Mais Jessica savait que son exemple en tant que femme fondatrice réussie encouragerait plus de femmes à créer des entreprises, alors l'année dernière, elle a fait quelque chose que YC n'avait jamais fait auparavant et a engagé une agence de relations publiques pour obtenir quelques interviews. Lors de l'une des premières qu'elle a faites, le journaliste a balayé ses idées sur les startups et a transformé cela en une histoire sensationnaliste sur la façon dont un gars avait essayé de la draguer alors qu'elle attendait dehors le bar où ils avaient convenu de se rencontrer. Jessica était mortifiée, en partie parce que le gars n'avait rien fait de mal, mais surtout parce que l'histoire la traitait comme une victime significative uniquement parce qu'elle était une femme, plutôt que comme l'une des investisseuses les plus informées de la Vallée.

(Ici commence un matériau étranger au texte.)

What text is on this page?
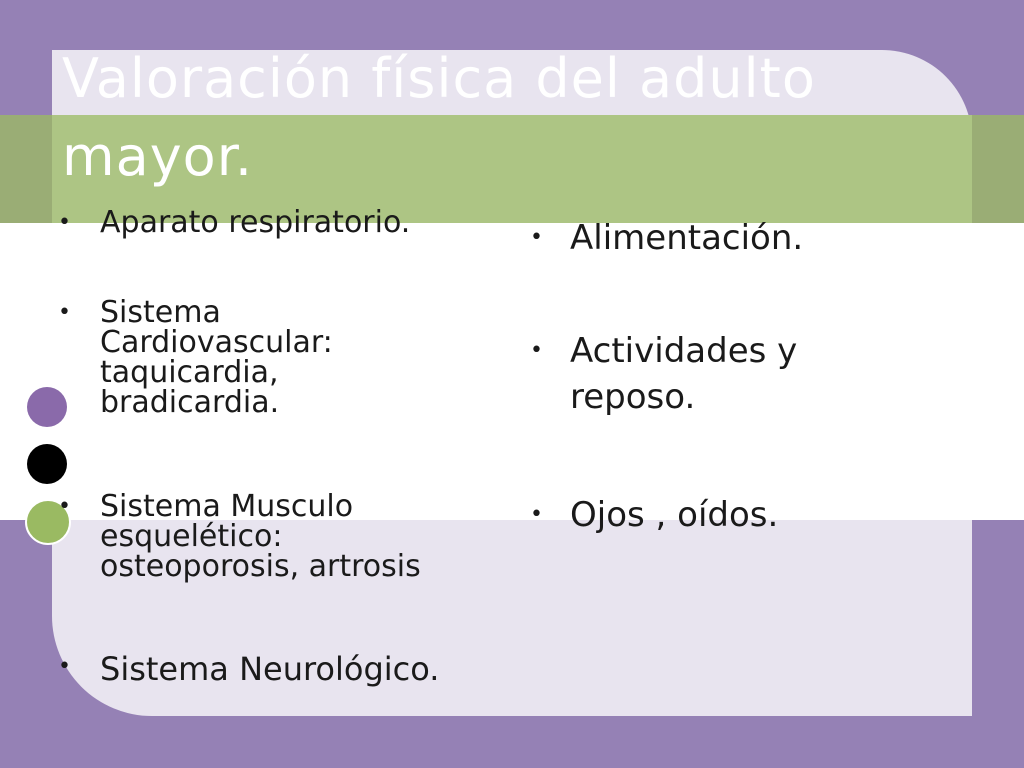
Valoración física del adulto mayor.
• Aparato respiratorio.
• Sistema Cardiovascular: taquicardia, bradicardia.
• Sistema Musculo esquelético: osteoporosis, artrosis
• Sistema Neurológico.
• Alimentación.
• Actividades y reposo.
• Ojos , oídos.
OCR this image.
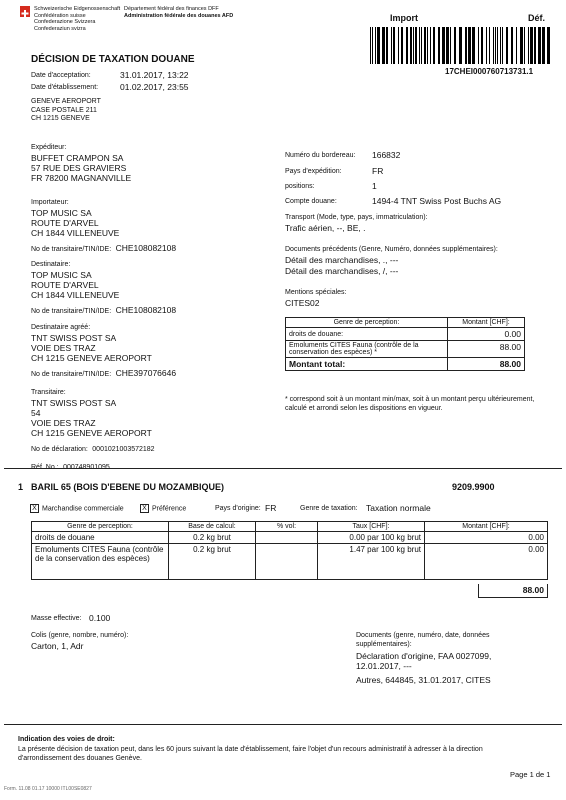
Schweizerische Eidgenossenschaft
Confédération suisse
Confederazione Svizzera
Confederaziun svizra
Département fédéral des finances DFF
Administration fédérale des douanes AFD	Import	Déf.
17CHEI000760713731.1
DÉCISION DE TAXATION DOUANE
Date d'acceptation:	31.01.2017, 13:22
Date d'établissement:	01.02.2017, 23:55
GENEVE AEROPORT
CASE POSTALE 211
CH 1215 GENEVE
Expéditeur:
BUFFET CRAMPON SA
57 RUE DES GRAVIERS
FR 78200 MAGNANVILLE
Importateur:
TOP MUSIC SA
ROUTE D'ARVEL
CH 1844 VILLENEUVE
No de transitaire/TIN/IDE: CHE108082108
Destinataire:
TOP MUSIC SA
ROUTE D'ARVEL
CH 1844 VILLENEUVE
No de transitaire/TIN/IDE: CHE108082108
Destinataire agréé:
TNT SWISS POST SA
VOIE DES TRAZ
CH 1215 GENEVE AEROPORT
No de transitaire/TIN/IDE: CHE397076646
Transitaire:
TNT SWISS POST SA
54
VOIE DES TRAZ
CH 1215 GENEVE AEROPORT
No de déclaration: 0001021003572182
Réf. No.: 000748901095
Numéro du bordereau: 166832
Pays d'expédition:	FR
positions:	1
Compte douane:	1494-4 TNT Swiss Post Buchs AG
Transport (Mode, type, pays, immatriculation):
Trafic aérien, --, BE, .
Documents précédents (Genre, Numéro, données supplémentaires):
Détail des marchandises, ., ---
Détail des marchandises, /, ---
Mentions spéciales:
CITES02
Genre de perception:	Montant [CHF]:
droits de douane:	0.00
Emoluments CITES Fauna (contrôle de la conservation des espèces) *	88.00
Montant total:	88.00
* correspond soit à un montant min/max, soit à un montant perçu ultérieurement, calculé et arrondi selon les dispositions en vigueur.
1 BARIL 65 (BOIS D'EBENE DU MOZAMBIQUE)	9209.9900
X Marchandise commerciale	X Préférence	Pays d'origine: FR	Genre de taxation: Taxation normale
Genre de perception:	Base de calcul:	% vol:	Taux [CHF]:	Montant [CHF]:
droits de douane	0.2 kg brut		0.00 par 100 kg brut	0.00
Emoluments CITES Fauna (contrôle de la conservation des espèces)	0.2 kg brut		1.47 par 100 kg brut	0.00
88.00
Masse effective: 0.100
Colis (genre, nombre, numéro):
Carton, 1, Adr
Documents (genre, numéro, date, données supplémentaires):
Déclaration d'origine, FAA 0027099, 12.01.2017, ---
Autres, 644845, 31.01.2017, CITES
Indication des voies de droit:
La présente décision de taxation peut, dans les 60 jours suivant la date d'établissement, faire l'objet d'un recours administratif à adresser à la direction d'arrondissement des douanes Genève.
Form. 11.08 01.17 10000 ITL00SE0827
Page 1 de 1
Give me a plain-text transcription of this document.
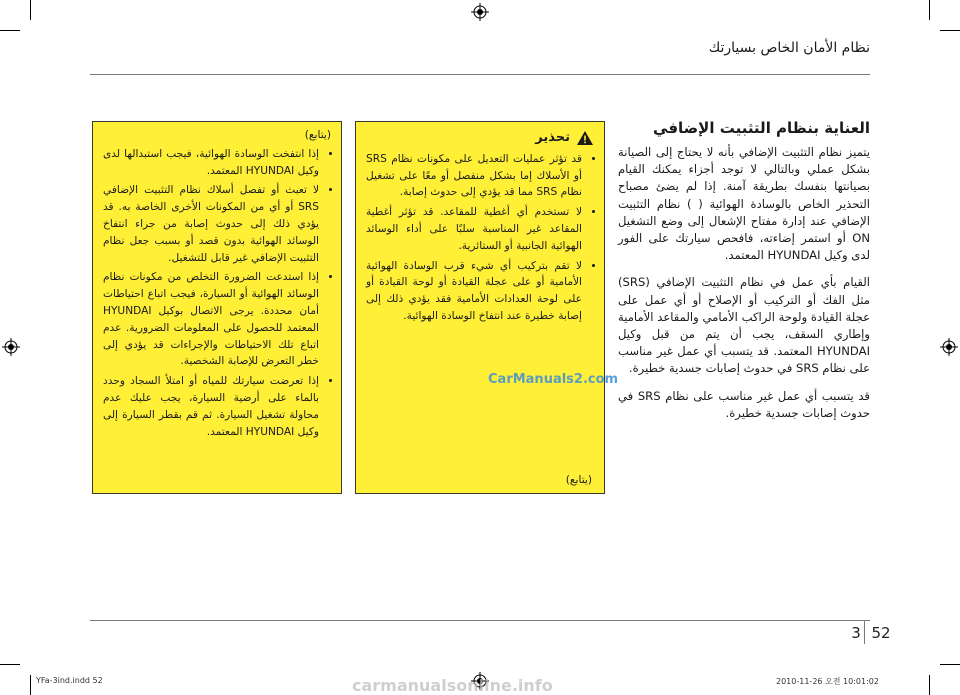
نظام الأمان الخاص بسيارتك
العناية بنظام التثبيت الإضافي

يتميز نظام التثبيت الإضافي بأنه لا يحتاج إلى الصيانة بشكل عملي وبالتالي لا توجد أجزاء يمكنك القيام بصيانتها بنفسك بطريقة آمنة. إذا لم يضئ مصباح التحذير الخاص بالوسادة الهوائية ( ) نظام التثبيت الإضافي عند إدارة مفتاح الإشعال إلى وضع التشغيل ON أو استمر إضاءته، فافحص سيارتك على الفور لدى وكيل HYUNDAI المعتمد.

القيام بأي عمل في نظام التثبيت الإضافي (SRS) مثل الفك أو التركيب أو الإصلاح أو أي عمل على عجلة القيادة ولوحة الراكب الأمامي والمقاعد الأمامية وإطاري السقف، يجب أن يتم من قبل وكيل HYUNDAI المعتمد. قد يتسبب أي عمل غير مناسب على نظام SRS في حدوث إصابات جسدية خطيرة.

قد يتسبب أي عمل غير مناسب على نظام SRS في حدوث إصابات جسدية خطيرة.

تحذير
• قد تؤثر عمليات التعديل على مكونات نظام SRS أو الأسلاك إما بشكل منفصل أو معًا على تشغيل نظام SRS مما قد يؤدي إلى حدوث إصابة.
• لا تستخدم أي أغطية للمقاعد. قد تؤثر أغطية المقاعد غير المناسبة سلبًا على أداء الوسائد الهوائية الجانبية أو الستائرية.
• لا تقم بتركيب أي شيء قرب الوسادة الهوائية الأمامية أو على عجلة القيادة أو لوحة القيادة أو على لوحة العدادات الأمامية فقد يؤدي ذلك إلى إصابة خطيرة عند انتفاخ الوسادة الهوائية.
(يتابع)
(يتابع)
• إذا انتفخت الوسادة الهوائية، فيجب استبدالها لدى وكيل HYUNDAI المعتمد.
• لا تعبث أو تفصل أسلاك نظام التثبيت الإضافي SRS أو أي من المكونات الأخرى الخاصة به. قد يؤدي ذلك إلى حدوث إصابة من جراء انتفاخ الوسائد الهوائية بدون قصد أو بسبب جعل نظام التثبيت الإضافي غير قابل للتشغيل.
• إذا استدعت الضرورة التخلص من مكونات نظام الوسائد الهوائية أو السيارة، فيجب اتباع احتياطات أمان محددة. يرجى الاتصال بوكيل HYUNDAI المعتمد للحصول على المعلومات الضرورية. عدم اتباع تلك الاحتياطات والإجراءات قد يؤدي إلى خطر التعرض للإصابة الشخصية.
• إذا تعرضت سيارتك للمياه أو امتلأ السجاد وحدد بالماء على أرضية السيارة، يجب عليك عدم محاولة تشغيل السيارة. ثم قم بقطر السيارة إلى وكيل HYUNDAI المعتمد.
CarManuals2.com
carmanualsonline.info
3 52
YFa-3ind.indd 52	2010-11-26 오전 10:01:02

Après cela, elle a dit à l'agence de relations publiques d'arrêter.
Vous n'allez pas entendre dans la presse ce que Jessica a accompli. Alors laissez-moi vous dire ce que Jessica a accompli. Y Combinator est fondamentalement un nexus de personnes, comme une université. Il ne fabrique pas de produit. Ce qui le définit, ce sont les gens. Jessica, plus que quiconque, a organisé et nourri cette collection de personnes. En ce sens, elle a littéralement créé YC.
Jessica sait plus sur les qualités des fondateurs de startups que quiconque ne l'a jamais fait. Son immense ensemble de données et sa vision aux rayons X sont la tempête parfaite à cet égard. Les qualités des fondateurs sont le meilleur prédicteur de la façon dont une startup va réussir. Et les startups sont à leur tour la source de croissance la plus importante dans les économies matures.
La personne qui sait le plus sur le facteur le plus important dans la croissance des économies matures — c'est qui est Jessica Livingston. Cela ne ressemble-t-il pas à quelqu'un qui devrait être mieux connu ?
Notes
[1] Harj Taggar m'a rappelé que bien que Jessica ne posait pas beaucoup de questions, celles qu'elle posait avaient tendance à être importantes :
"Elle était toujours bonne pour détecter les drapeaux rouges concernant l'équipe ou leur détermination et posait désarmante la bonne question, ce qui révélait généralement plus que les fondateurs ne le réalisaient."
[2] Ou plus précisément, bien qu'elle aime recevoir de l'attention dans le sens d'obtenir du crédit pour ce qu'elle a fait, elle n'aime pas recevoir de l'attention dans le sens d'être observée en temps réel. Malheureusement, pas seulement pour elle mais pour beaucoup de gens, la quantité de la première dépend beaucoup de la quantité de la seconde.
Incidemment, si vous voyiez Jessica lors d'un événement public, vous ne devineriez jamais qu'elle déteste l'attention, car (a) elle est très polie et (b) quand elle est nerveuse, elle l'exprime en souriant davantage.
[3] L'existence de personnes comme Jessica n'est pas seulement quelque chose que les médias traditionnels doivent apprendre à reconnaître, mais quelque chose que les féministes doivent également apprendre à reconnaître. Il y a des femmes réussies qui n'aiment pas se battre. Ce qui signifie que si la conversation publique sur les femmes consiste à se battre, leurs voix seront réduites au silence.
Il y a une sorte de loi de Gresham des conversations. Si une conversation atteint un certain niveau d'incivilité, les personnes les plus réfléchies commencent à partir. Personne ne comprend mieux les femmes fondatrices que Jessica. Mais il est peu probable que quiconque l'entende jamais parler candidement du sujet. Elle a tenté de mettre un orteil dans cette eau il y a quelque temps, et la réaction a été si violente qu'elle a décidé "plus jamais".
Merci à Sam Altman, Paul Buchheit, Patrick Collison, Daniel Gackle, Carolynn Levy, Jon Levy, Kirsty Nathoo, Robert Morris, Geoff Ralston et Harj Taggar d'avoir lu des brouillons de ceci. Et oui, Jessica Livingston, qui m'a fait couper étonnamment peu.